AudioGen-Omni: A Unified Multimodal Diffusion Transformer for Video-Synchronized Audio, Speech, and Song Generation
Le Wang, Jun Wang, Chunyu Qiang, Feng Deng, Chen Zhang, Di Zhang, Kun Gai
TL;DR
AudioGen-Omni tackles unified generation of diverse audio types conditioned on video and text inputs. It introduces a unified Multimodal Diffusion Transformer (MMDiT) with a lightweight lyrics-transcription encoder, AdaLN-based joint attention, and PAAPI for phase-consistent temporal alignment. The model unfreezes all modalities, masks missing inputs, and leverages conditional flow matching, enabling robust cross-modal conditioning and precise lip-sync across audio, speech, and singing. Trained on large-scale video-text-audio corpora, it achieves state-of-the-art results on audio, speech, and song generation tasks and demonstrates efficient inference (~1.91s for 8s of audio).

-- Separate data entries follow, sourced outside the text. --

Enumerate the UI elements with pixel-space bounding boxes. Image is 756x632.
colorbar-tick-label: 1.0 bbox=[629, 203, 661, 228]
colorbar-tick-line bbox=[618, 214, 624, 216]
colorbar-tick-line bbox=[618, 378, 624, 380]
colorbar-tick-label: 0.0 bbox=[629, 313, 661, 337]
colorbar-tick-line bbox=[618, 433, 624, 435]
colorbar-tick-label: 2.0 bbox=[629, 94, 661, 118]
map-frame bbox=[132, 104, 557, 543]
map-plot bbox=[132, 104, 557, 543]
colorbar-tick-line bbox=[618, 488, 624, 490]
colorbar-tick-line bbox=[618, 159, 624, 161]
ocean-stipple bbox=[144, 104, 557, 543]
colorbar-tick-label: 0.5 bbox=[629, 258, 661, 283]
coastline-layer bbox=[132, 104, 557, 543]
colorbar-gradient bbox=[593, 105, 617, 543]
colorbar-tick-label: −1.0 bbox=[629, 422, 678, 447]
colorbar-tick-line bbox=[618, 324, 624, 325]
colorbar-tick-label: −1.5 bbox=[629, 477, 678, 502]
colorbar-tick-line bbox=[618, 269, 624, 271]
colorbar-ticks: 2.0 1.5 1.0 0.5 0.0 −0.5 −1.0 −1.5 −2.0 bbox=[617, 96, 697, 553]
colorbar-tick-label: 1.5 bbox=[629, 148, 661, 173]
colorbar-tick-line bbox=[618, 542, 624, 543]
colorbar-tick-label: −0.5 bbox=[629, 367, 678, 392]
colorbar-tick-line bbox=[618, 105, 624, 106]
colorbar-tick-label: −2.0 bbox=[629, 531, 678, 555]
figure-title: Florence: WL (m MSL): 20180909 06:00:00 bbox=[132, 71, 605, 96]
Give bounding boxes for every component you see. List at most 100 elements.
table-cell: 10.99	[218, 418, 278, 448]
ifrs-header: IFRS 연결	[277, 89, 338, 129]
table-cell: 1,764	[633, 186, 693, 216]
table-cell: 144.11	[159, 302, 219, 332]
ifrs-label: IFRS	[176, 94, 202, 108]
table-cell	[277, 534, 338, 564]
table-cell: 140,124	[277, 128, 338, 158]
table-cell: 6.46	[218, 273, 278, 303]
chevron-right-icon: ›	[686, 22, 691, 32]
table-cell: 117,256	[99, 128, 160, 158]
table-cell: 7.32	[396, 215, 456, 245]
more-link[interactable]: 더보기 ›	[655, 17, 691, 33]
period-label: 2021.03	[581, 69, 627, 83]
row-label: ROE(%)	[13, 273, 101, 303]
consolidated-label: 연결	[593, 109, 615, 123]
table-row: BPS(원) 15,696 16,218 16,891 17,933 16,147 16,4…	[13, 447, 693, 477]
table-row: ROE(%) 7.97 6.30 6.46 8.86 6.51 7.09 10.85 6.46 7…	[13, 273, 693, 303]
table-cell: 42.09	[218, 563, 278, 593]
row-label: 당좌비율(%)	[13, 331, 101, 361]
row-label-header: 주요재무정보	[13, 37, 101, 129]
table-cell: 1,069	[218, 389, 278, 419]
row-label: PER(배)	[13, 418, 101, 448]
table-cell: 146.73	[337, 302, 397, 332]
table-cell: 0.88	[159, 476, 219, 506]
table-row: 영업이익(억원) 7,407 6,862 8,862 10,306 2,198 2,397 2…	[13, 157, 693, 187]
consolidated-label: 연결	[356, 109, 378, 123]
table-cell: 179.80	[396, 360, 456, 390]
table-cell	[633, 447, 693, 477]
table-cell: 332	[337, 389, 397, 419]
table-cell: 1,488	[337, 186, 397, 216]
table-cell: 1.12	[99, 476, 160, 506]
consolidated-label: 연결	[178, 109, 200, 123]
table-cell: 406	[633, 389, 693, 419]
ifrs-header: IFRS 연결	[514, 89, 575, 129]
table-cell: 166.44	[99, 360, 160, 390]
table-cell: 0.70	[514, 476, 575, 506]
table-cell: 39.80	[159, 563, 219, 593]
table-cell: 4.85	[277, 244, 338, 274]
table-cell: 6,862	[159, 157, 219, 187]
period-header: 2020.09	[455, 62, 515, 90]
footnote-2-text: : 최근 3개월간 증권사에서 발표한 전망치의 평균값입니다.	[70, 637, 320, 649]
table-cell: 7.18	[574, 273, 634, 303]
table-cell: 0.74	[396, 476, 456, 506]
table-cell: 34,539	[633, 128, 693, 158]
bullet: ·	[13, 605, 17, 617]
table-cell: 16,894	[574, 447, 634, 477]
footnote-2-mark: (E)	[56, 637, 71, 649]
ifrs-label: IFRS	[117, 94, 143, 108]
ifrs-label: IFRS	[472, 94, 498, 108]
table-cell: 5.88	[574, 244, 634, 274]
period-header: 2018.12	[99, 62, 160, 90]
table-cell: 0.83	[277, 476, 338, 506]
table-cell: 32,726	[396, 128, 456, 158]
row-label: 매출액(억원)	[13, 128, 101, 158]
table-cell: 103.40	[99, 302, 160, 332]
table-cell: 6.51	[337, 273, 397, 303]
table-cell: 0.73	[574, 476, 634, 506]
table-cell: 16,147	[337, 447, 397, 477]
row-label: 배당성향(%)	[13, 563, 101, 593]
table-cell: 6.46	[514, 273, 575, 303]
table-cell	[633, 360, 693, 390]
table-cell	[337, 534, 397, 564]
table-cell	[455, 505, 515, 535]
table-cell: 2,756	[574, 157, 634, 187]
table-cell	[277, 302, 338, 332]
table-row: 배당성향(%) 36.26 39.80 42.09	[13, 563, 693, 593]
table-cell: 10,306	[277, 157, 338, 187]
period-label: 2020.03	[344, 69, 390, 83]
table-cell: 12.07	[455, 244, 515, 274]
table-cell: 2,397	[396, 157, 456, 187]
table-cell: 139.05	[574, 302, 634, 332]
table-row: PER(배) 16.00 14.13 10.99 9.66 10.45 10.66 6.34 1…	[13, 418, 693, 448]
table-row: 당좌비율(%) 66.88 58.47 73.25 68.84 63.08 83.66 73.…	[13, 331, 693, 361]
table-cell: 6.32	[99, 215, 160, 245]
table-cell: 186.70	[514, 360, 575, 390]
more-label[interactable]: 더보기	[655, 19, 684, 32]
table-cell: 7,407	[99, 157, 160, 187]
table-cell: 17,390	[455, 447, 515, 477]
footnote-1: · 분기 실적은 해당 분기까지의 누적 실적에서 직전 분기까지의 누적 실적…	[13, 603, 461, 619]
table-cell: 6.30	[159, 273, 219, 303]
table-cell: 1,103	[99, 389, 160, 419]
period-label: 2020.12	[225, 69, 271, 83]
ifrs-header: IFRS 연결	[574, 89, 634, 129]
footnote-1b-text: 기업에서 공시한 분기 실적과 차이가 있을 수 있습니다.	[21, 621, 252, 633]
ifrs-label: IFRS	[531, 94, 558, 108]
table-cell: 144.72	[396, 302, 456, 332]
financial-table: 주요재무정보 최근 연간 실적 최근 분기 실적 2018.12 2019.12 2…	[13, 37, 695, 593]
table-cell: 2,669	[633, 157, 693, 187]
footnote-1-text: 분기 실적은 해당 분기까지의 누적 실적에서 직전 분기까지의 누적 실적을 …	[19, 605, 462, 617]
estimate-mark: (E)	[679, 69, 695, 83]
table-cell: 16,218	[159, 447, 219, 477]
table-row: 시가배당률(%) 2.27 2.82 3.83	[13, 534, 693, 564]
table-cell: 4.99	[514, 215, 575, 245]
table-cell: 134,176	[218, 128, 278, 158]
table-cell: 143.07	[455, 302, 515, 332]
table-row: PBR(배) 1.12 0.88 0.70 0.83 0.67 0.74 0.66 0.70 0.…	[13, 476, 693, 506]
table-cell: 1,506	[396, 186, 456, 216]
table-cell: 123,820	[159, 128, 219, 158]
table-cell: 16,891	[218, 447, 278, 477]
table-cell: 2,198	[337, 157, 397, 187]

This work lays the groundwork for broader multimodal generation, including potential extensions to video generation.
Abstract
We present AudioGen-Omni - a unified approach based on multimodal diffusion transformers (MMDit), capable of generating high-fidelity audio, speech, and song coherently synchronized with the input video. AudioGen-Omni introduces a novel joint training paradigm that seamlessly integrates large-scale video-text-audio corpora, enabling a model capable of generating semantically rich, acoustically diverse audio conditioned on multimodal inputs and adaptable to a wide range of audio generation tasks. AudioGen-Omni employs a unified lyrics-transcription encoder that encodes graphemes and phonemes from both song and spoken inputs into dense frame-level representations. Dense frame-level representations are fused using an AdaLN-based joint attention mechanism enhanced with phase-aligned anisotropic positional infusion (PAAPI), wherein RoPE is selectively applied to temporally structured modalities to ensure precise and robust cross-modal alignment. By unfreezing all modalities and masking missing inputs, AudioGen-Omni mitigates the semantic constraints of text-frozen paradigms, enabling effective cross-modal conditioning. This joint training approach enhances audio quality, semantic alignment, and lip-sync accuracy, while also achieving state-of-the-art results on Text-to-Audio/Speech/Song tasks. With an inference time of 1.91 seconds for 8 seconds of audio, it offers substantial improvements in both efficiency and generality.